According to Reuters, in 2004 (the last year for which figures were available), the U.S. spent $72 billion on cancer care. It also noted that Philipson’s research was supported in part by Bristol-Myers Squibb Co. That company makes a melanoma drug, Yervoy, that costs $120,000 for a full course of treatment.
Certainly the cost of cancer drugs have increased. Dendreon Corp. makes Provenge for prostate cancer at $93,000 per treatment. Bristol and Eli Lilly and Co. make Erbitux at $100,000 per year. The researchers said their analysis “does not imply that all treatments are cost-effective.”
Remember, Philipson is an economist.
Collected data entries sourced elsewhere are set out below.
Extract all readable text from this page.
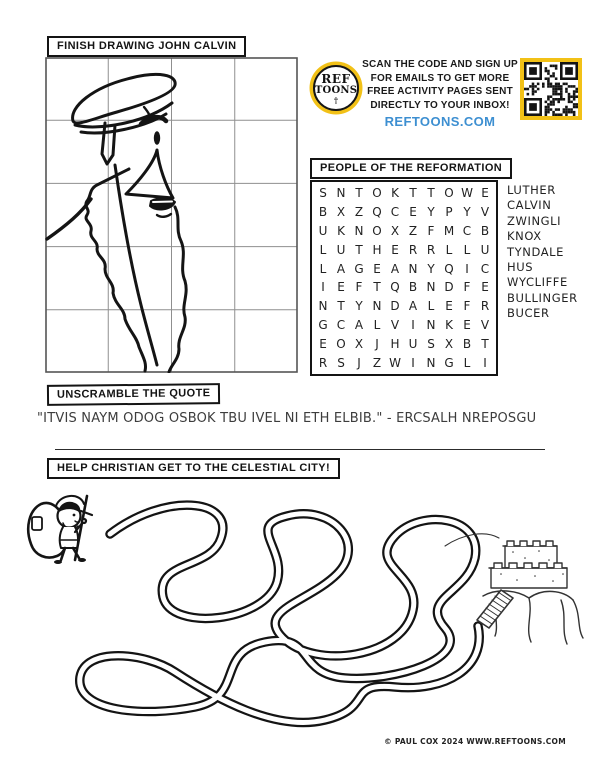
FINISH DRAWING JOHN CALVIN
REF
TOONS
†
SCAN THE CODE AND SIGN UP
FOR EMAILS TO GET MORE
FREE ACTIVITY PAGES SENT
DIRECTLY TO YOUR INBOX!
REFTOONS.COM
PEOPLE OF THE REFORMATION
S N T O K T T O W E
B X Z Q C E Y P Y V
U K N O X Z F M C B
L U T H E R R L L U
L A G E A N Y Q I C
I E F T Q B N D F E
N T Y N D A L E F R
G C A L V I N K E V
E O X J H U S X B T
R S J Z W I N G L I
LUTHER
CALVIN
ZWINGLI
KNOX
TYNDALE
HUS
WYCLIFFE
BULLINGER
BUCER
UNSCRAMBLE THE QUOTE
"ITVIS NAYM ODOG OSBOK TBU IVEL NI ETH ELBIB." - ERCSALH NREPOSGU
HELP CHRISTIAN GET TO THE CELESTIAL CITY!
© PAUL COX 2024 WWW.REFTOONS.COM
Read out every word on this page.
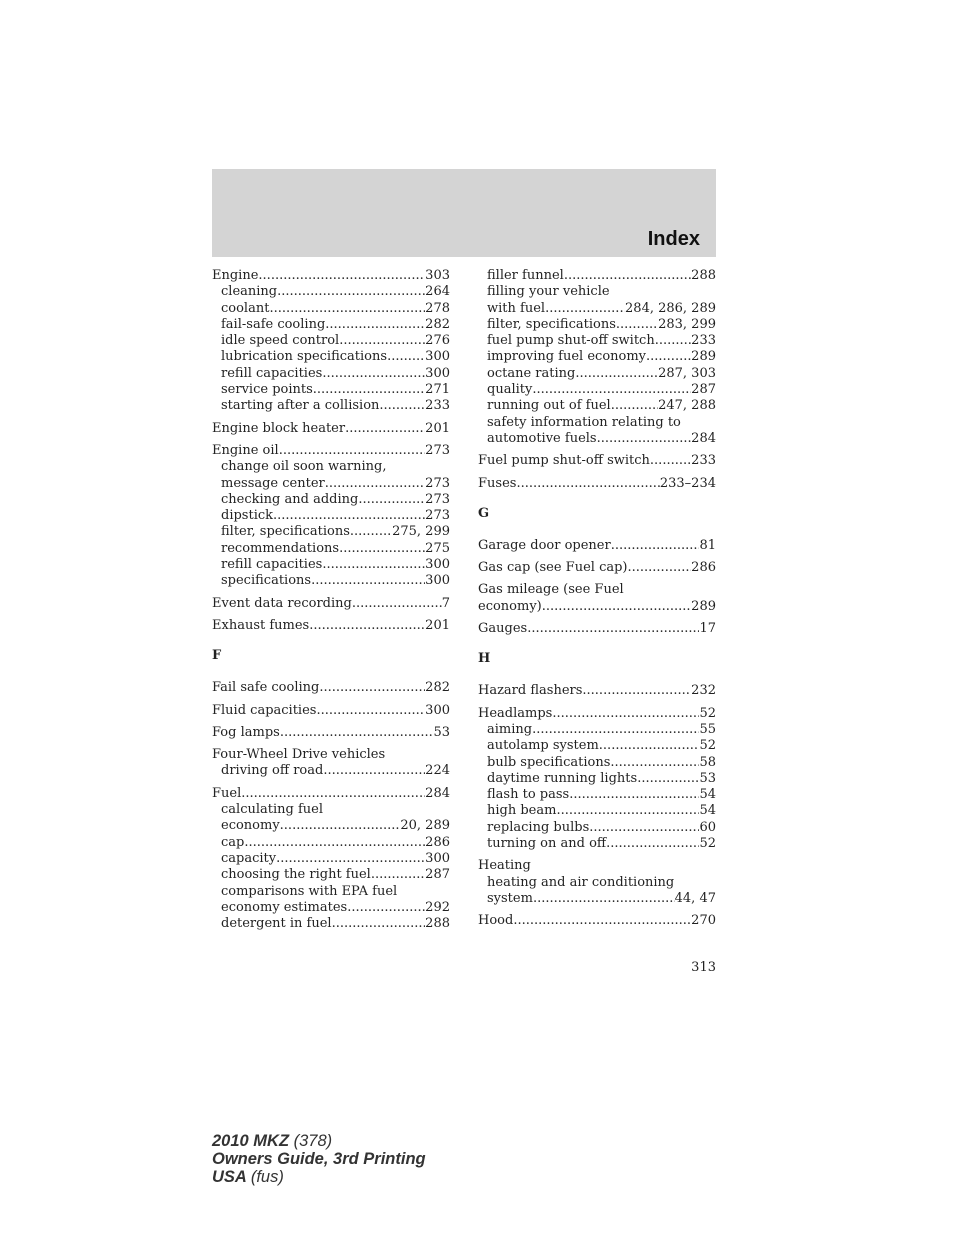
Index
Engine .....	303
cleaning .....	264
coolant .....	278
fail-safe cooling .....	282
idle speed control .....	276
lubrication specifications .....	300
refill capacities .....	300
service points .....	271
starting after a collision .....	233
Engine block heater .....	201
Engine oil .....	273
change oil soon warning,
message center .....	273
checking and adding .....	273
dipstick .....	273
filter, specifications .....	275, 299
recommendations .....	275
refill capacities .....	300
specifications .....	300
Event data recording .....	7
Exhaust fumes .....	201
F
Fail safe cooling .....	282
Fluid capacities .....	300
Fog lamps .....	53
Four-Wheel Drive vehicles
driving off road .....	224
Fuel .....	284
calculating fuel
economy .....	20, 289
cap .....	286
capacity .....	300
choosing the right fuel .....	287
comparisons with EPA fuel
economy estimates .....	292
detergent in fuel .....	288
filler funnel .....	288
filling your vehicle
with fuel .....	284, 286, 289
filter, specifications .....	283, 299
fuel pump shut-off switch .....	233
improving fuel economy .....	289
octane rating .....	287, 303
quality .....	287
running out of fuel .....	247, 288
safety information relating to
automotive fuels .....	284
Fuel pump shut-off switch .....	233
Fuses .....	233–234
G
Garage door opener .....	81
Gas cap (see Fuel cap) .....	286
Gas mileage (see Fuel
economy) .....	289
Gauges .....	17
H
Hazard flashers .....	232
Headlamps .....	52
aiming .....	55
autolamp system .....	52
bulb specifications .....	58
daytime running lights .....	53
flash to pass .....	54
high beam .....	54
replacing bulbs .....	60
turning on and off .....	52
Heating
heating and air conditioning
system .....	44, 47
Hood .....	270
313
2010 MKZ (378)
Owners Guide, 3rd Printing
USA (fus)
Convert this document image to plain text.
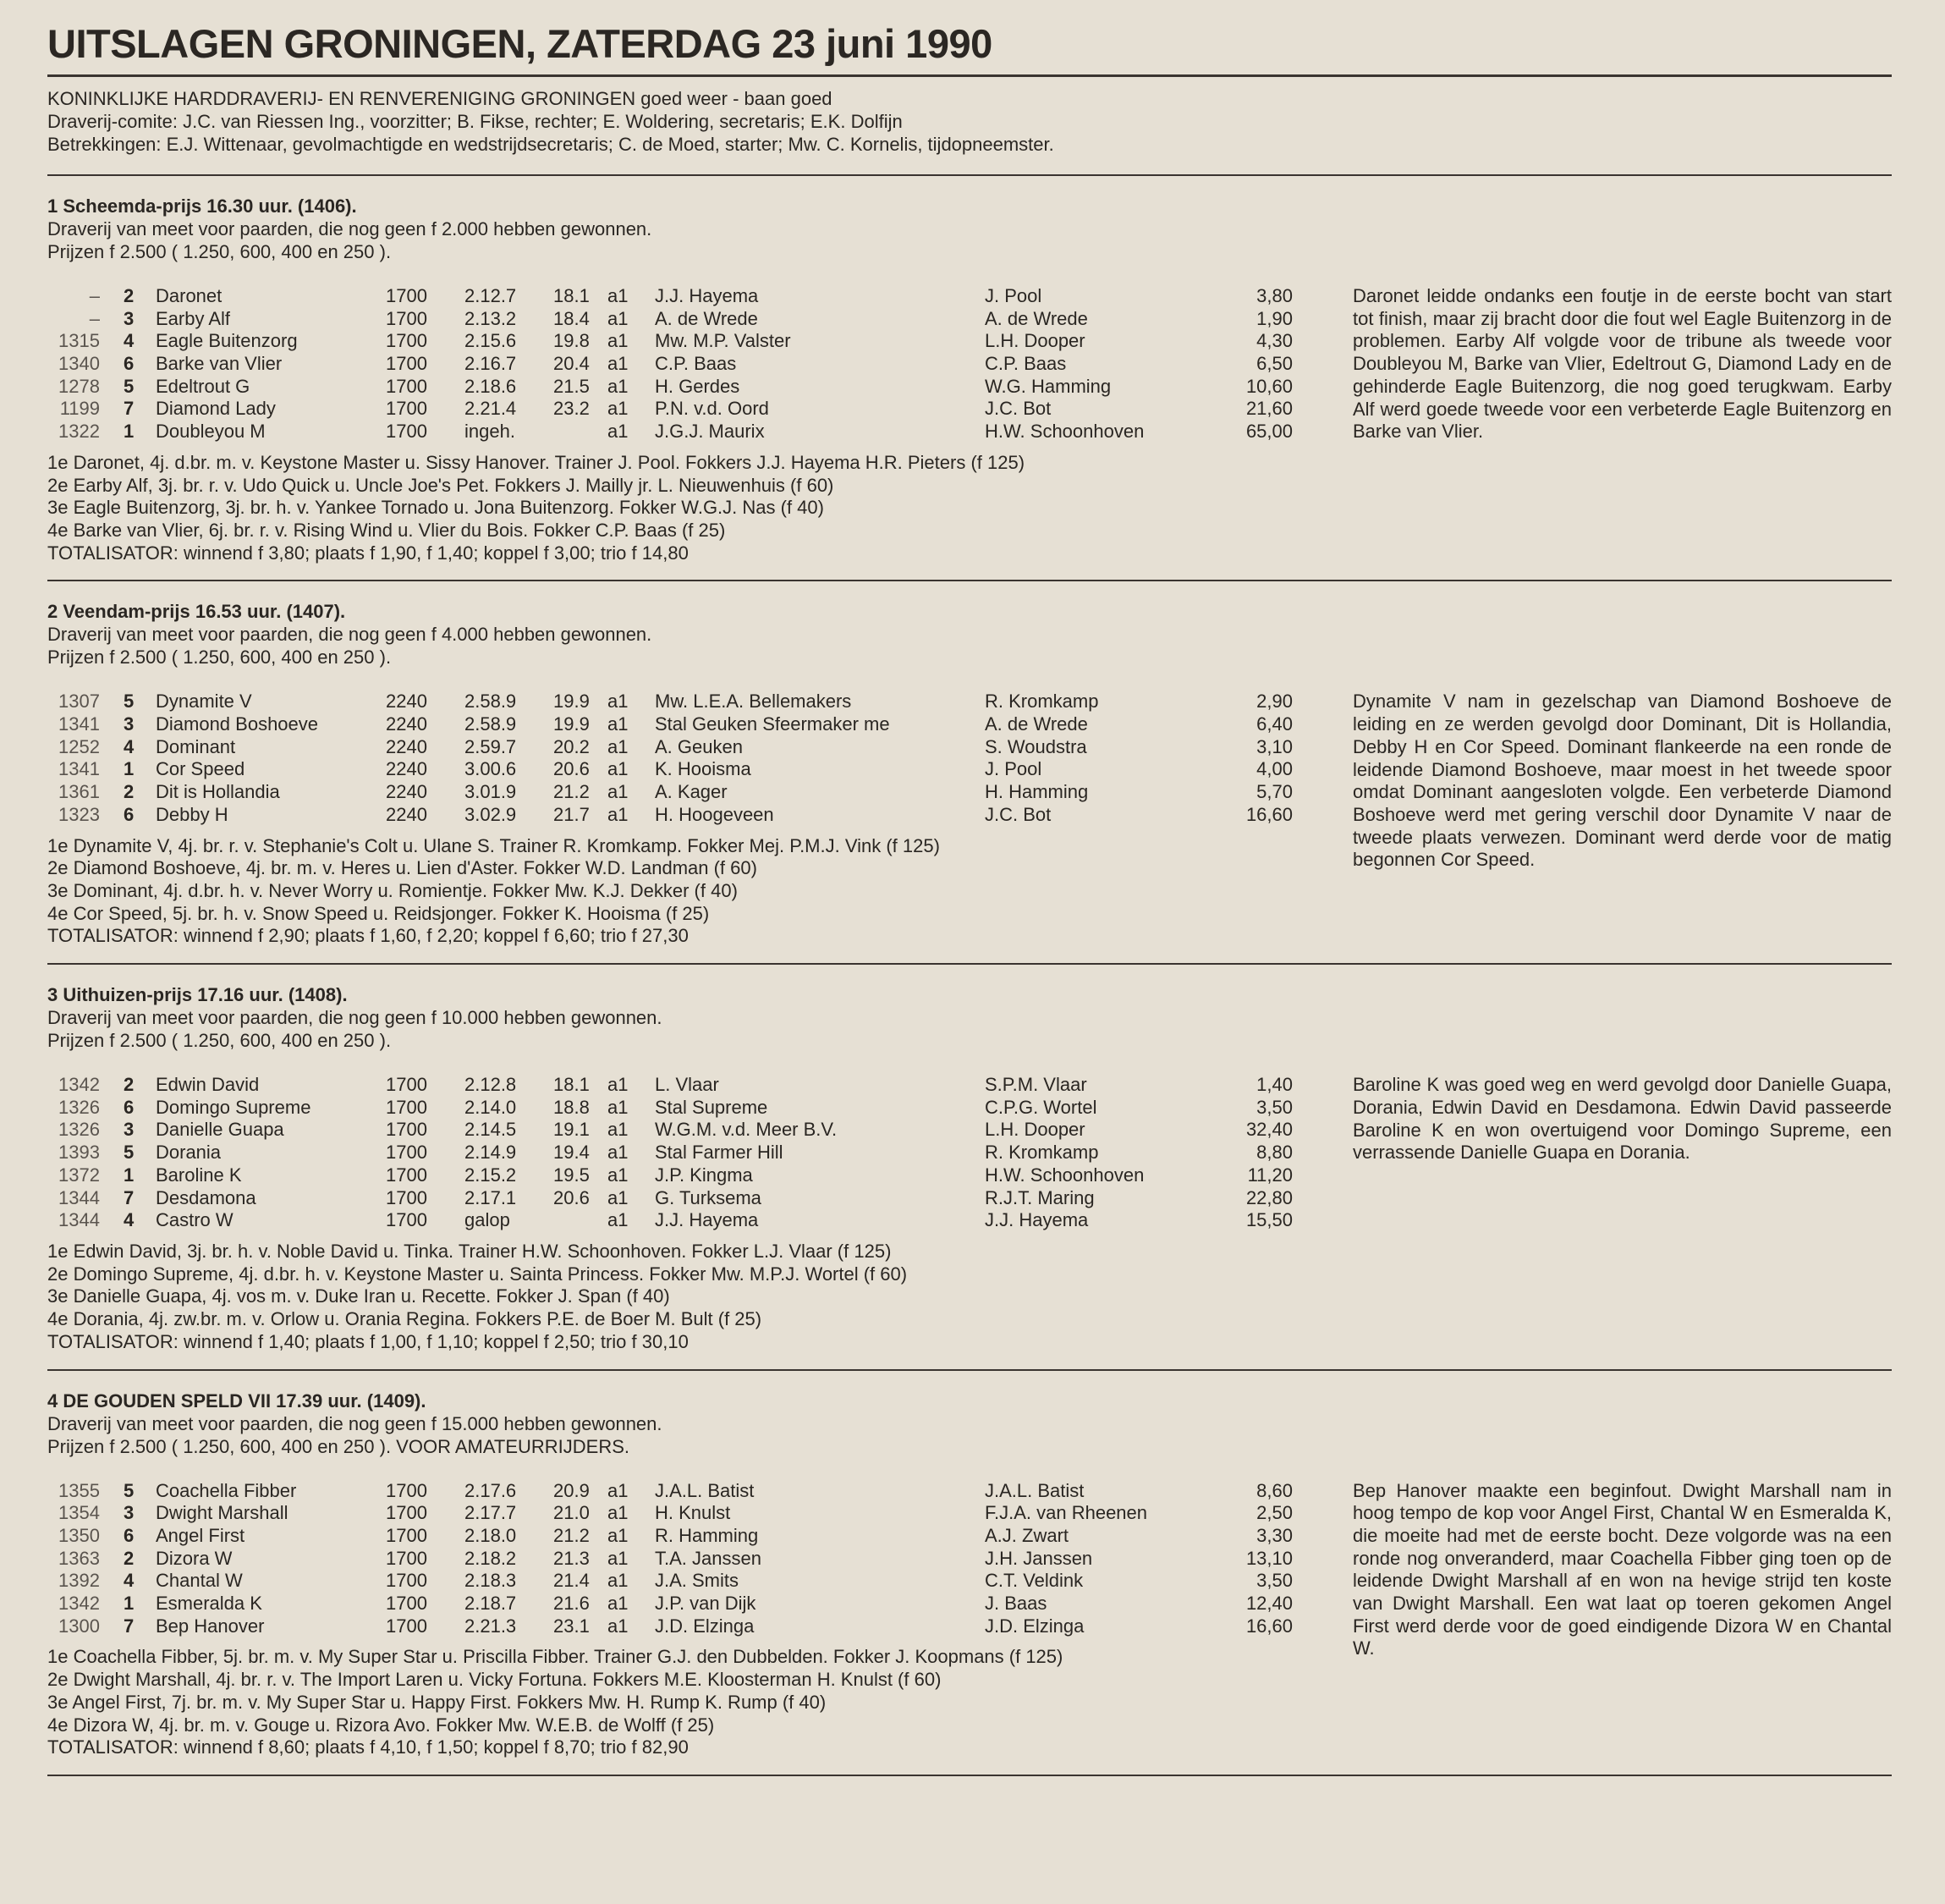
UITSLAGEN GRONINGEN, ZATERDAG 23 juni 1990
KONINKLIJKE HARDDRAVERIJ- EN RENVERENIGING GRONINGEN goed weer - baan goed
Draverij-comite: J.C. van Riessen Ing., voorzitter; B. Fikse, rechter; E. Woldering, secretaris; E.K. Dolfijn
Betrekkingen: E.J. Wittenaar, gevolmachtigde en wedstrijdsecretaris; C. de Moed, starter; Mw. C. Kornelis, tijdopneemster.
1 Scheemda-prijs 16.30 uur. (1406).
Draverij van meet voor paarden, die nog geen f 2.000 hebben gewonnen.
Prijzen f 2.500 ( 1.250, 600, 400 en 250 ).
– 2 Daronet	1700 2.12.7 18.1 a1 J.J. Hayema	J. Pool	3,80
– 3 Earby Alf	1700 2.13.2 18.4 a1 A. de Wrede	A. de Wrede	1,90
1315 4 Eagle Buitenzorg	1700 2.15.6 19.8 a1 Mw. M.P. Valster	L.H. Dooper	4,30
1340 6 Barke van Vlier	1700 2.16.7 20.4 a1 C.P. Baas	C.P. Baas	6,50
1278 5 Edeltrout G	1700 2.18.6 21.5 a1 H. Gerdes	W.G. Hamming	10,60
1199 7 Diamond Lady	1700 2.21.4 23.2 a1 P.N. v.d. Oord	J.C. Bot	21,60
1322 1 Doubleyou M	1700 ingeh.	a1 J.G.J. Maurix	H.W. Schoonhoven	65,00
Daronet leidde ondanks een foutje in de eerste bocht van start tot finish, maar zij bracht door die fout wel Eagle Buitenzorg in de problemen. Earby Alf volgde voor de tribune als tweede voor Doubleyou M, Barke van Vlier, Edeltrout G, Diamond Lady en de gehinderde Eagle Buitenzorg, die nog goed terugkwam. Earby Alf werd goede tweede voor een verbeterde Eagle Buitenzorg en Barke van Vlier.
1e Daronet, 4j. d.br. m. v. Keystone Master u. Sissy Hanover. Trainer J. Pool. Fokkers J.J. Hayema H.R. Pieters (f 125)
2e Earby Alf, 3j. br. r. v. Udo Quick u. Uncle Joe's Pet. Fokkers J. Mailly jr. L. Nieuwenhuis (f 60)
3e Eagle Buitenzorg, 3j. br. h. v. Yankee Tornado u. Jona Buitenzorg. Fokker W.G.J. Nas (f 40)
4e Barke van Vlier, 6j. br. r. v. Rising Wind u. Vlier du Bois. Fokker C.P. Baas (f 25)
TOTALISATOR: winnend f 3,80; plaats f 1,90, f 1,40; koppel f 3,00; trio f 14,80
2 Veendam-prijs 16.53 uur. (1407).
Draverij van meet voor paarden, die nog geen f 4.000 hebben gewonnen.
Prijzen f 2.500 ( 1.250, 600, 400 en 250 ).
1307 5 Dynamite V	2240 2.58.9 19.9 a1 Mw. L.E.A. Bellemakers	R. Kromkamp	2,90
1341 3 Diamond Boshoeve	2240 2.58.9 19.9 a1 Stal Geuken Sfeermaker me	A. de Wrede	6,40
1252 4 Dominant	2240 2.59.7 20.2 a1 A. Geuken	S. Woudstra	3,10
1341 1 Cor Speed	2240 3.00.6 20.6 a1 K. Hooisma	J. Pool	4,00
1361 2 Dit is Hollandia	2240 3.01.9 21.2 a1 A. Kager	H. Hamming	5,70
1323 6 Debby H	2240 3.02.9 21.7 a1 H. Hoogeveen	J.C. Bot	16,60
Dynamite V nam in gezelschap van Diamond Boshoeve de leiding en ze werden gevolgd door Dominant, Dit is Hollandia, Debby H en Cor Speed. Dominant flankeerde na een ronde de leidende Diamond Boshoeve, maar moest in het tweede spoor omdat Dominant aangesloten volgde. Een verbeterde Diamond Boshoeve werd met gering verschil door Dynamite V naar de tweede plaats verwezen. Dominant werd derde voor de matig begonnen Cor Speed.
1e Dynamite V, 4j. br. r. v. Stephanie's Colt u. Ulane S. Trainer R. Kromkamp. Fokker Mej. P.M.J. Vink (f 125)
2e Diamond Boshoeve, 4j. br. m. v. Heres u. Lien d'Aster. Fokker W.D. Landman (f 60)
3e Dominant, 4j. d.br. h. v. Never Worry u. Romientje. Fokker Mw. K.J. Dekker (f 40)
4e Cor Speed, 5j. br. h. v. Snow Speed u. Reidsjonger. Fokker K. Hooisma (f 25)
TOTALISATOR: winnend f 2,90; plaats f 1,60, f 2,20; koppel f 6,60; trio f 27,30
3 Uithuizen-prijs 17.16 uur. (1408).
Draverij van meet voor paarden, die nog geen f 10.000 hebben gewonnen.
Prijzen f 2.500 ( 1.250, 600, 400 en 250 ).
1342 2 Edwin David	1700 2.12.8 18.1 a1 L. Vlaar	S.P.M. Vlaar	1,40
1326 6 Domingo Supreme	1700 2.14.0 18.8 a1 Stal Supreme	C.P.G. Wortel	3,50
1326 3 Danielle Guapa	1700 2.14.5 19.1 a1 W.G.M. v.d. Meer B.V.	L.H. Dooper	32,40
1393 5 Dorania	1700 2.14.9 19.4 a1 Stal Farmer Hill	R. Kromkamp	8,80
1372 1 Baroline K	1700 2.15.2 19.5 a1 J.P. Kingma	H.W. Schoonhoven	11,20
1344 7 Desdamona	1700 2.17.1 20.6 a1 G. Turksema	R.J.T. Maring	22,80
1344 4 Castro W	1700 galop	a1 J.J. Hayema	J.J. Hayema	15,50
Baroline K was goed weg en werd gevolgd door Danielle Guapa, Dorania, Edwin David en Desdamona. Edwin David passeerde Baroline K en won overtuigend voor Domingo Supreme, een verrassende Danielle Guapa en Dorania.
1e Edwin David, 3j. br. h. v. Noble David u. Tinka. Trainer H.W. Schoonhoven. Fokker L.J. Vlaar (f 125)
2e Domingo Supreme, 4j. d.br. h. v. Keystone Master u. Sainta Princess. Fokker Mw. M.P.J. Wortel (f 60)
3e Danielle Guapa, 4j. vos m. v. Duke Iran u. Recette. Fokker J. Span (f 40)
4e Dorania, 4j. zw.br. m. v. Orlow u. Orania Regina. Fokkers P.E. de Boer M. Bult (f 25)
TOTALISATOR: winnend f 1,40; plaats f 1,00, f 1,10; koppel f 2,50; trio f 30,10
4 DE GOUDEN SPELD VII 17.39 uur. (1409).
Draverij van meet voor paarden, die nog geen f 15.000 hebben gewonnen.
Prijzen f 2.500 ( 1.250, 600, 400 en 250 ). VOOR AMATEURRIJDERS.
1355 5 Coachella Fibber	1700 2.17.6 20.9 a1 J.A.L. Batist	J.A.L. Batist	8,60
1354 3 Dwight Marshall	1700 2.17.7 21.0 a1 H. Knulst	F.J.A. van Rheenen	2,50
1350 6 Angel First	1700 2.18.0 21.2 a1 R. Hamming	A.J. Zwart	3,30
1363 2 Dizora W	1700 2.18.2 21.3 a1 T.A. Janssen	J.H. Janssen	13,10
1392 4 Chantal W	1700 2.18.3 21.4 a1 J.A. Smits	C.T. Veldink	3,50
1342 1 Esmeralda K	1700 2.18.7 21.6 a1 J.P. van Dijk	J. Baas	12,40
1300 7 Bep Hanover	1700 2.21.3 23.1 a1 J.D. Elzinga	J.D. Elzinga	16,60
Bep Hanover maakte een beginfout. Dwight Marshall nam in hoog tempo de kop voor Angel First, Chantal W en Esmeralda K, die moeite had met de eerste bocht. Deze volgorde was na een ronde nog onveranderd, maar Coachella Fibber ging toen op de leidende Dwight Marshall af en won na hevige strijd ten koste van Dwight Marshall. Een wat laat op toeren gekomen Angel First werd derde voor de goed eindigende Dizora W en Chantal W.
1e Coachella Fibber, 5j. br. m. v. My Super Star u. Priscilla Fibber. Trainer G.J. den Dubbelden. Fokker J. Koopmans (f 125)
2e Dwight Marshall, 4j. br. r. v. The Import Laren u. Vicky Fortuna. Fokkers M.E. Kloosterman H. Knulst (f 60)
3e Angel First, 7j. br. m. v. My Super Star u. Happy First. Fokkers Mw. H. Rump K. Rump (f 40)
4e Dizora W, 4j. br. m. v. Gouge u. Rizora Avo. Fokker Mw. W.E.B. de Wolff (f 25)
TOTALISATOR: winnend f 8,60; plaats f 4,10, f 1,50; koppel f 8,70; trio f 82,90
His scholarship concerns how much an additional year of life is worth. His researchers assumed the value to be $150,000 to $360,000.
No wonder economics is referred to as “the dismal science.”
Footnote: Here is a good explanation from “the Incidental Economist” blog of the “lead-time bias” problem in medical statistics and why the correct number to focus on is death rates, not survival rates. However, important caveat from the same blog: Survival rates are very important to any individual patient, because they can tell you how long YOU might live with a particular cancer at a particular stage. The importance of death rates is on the macro level: Does early screening bend the death curve down, or not?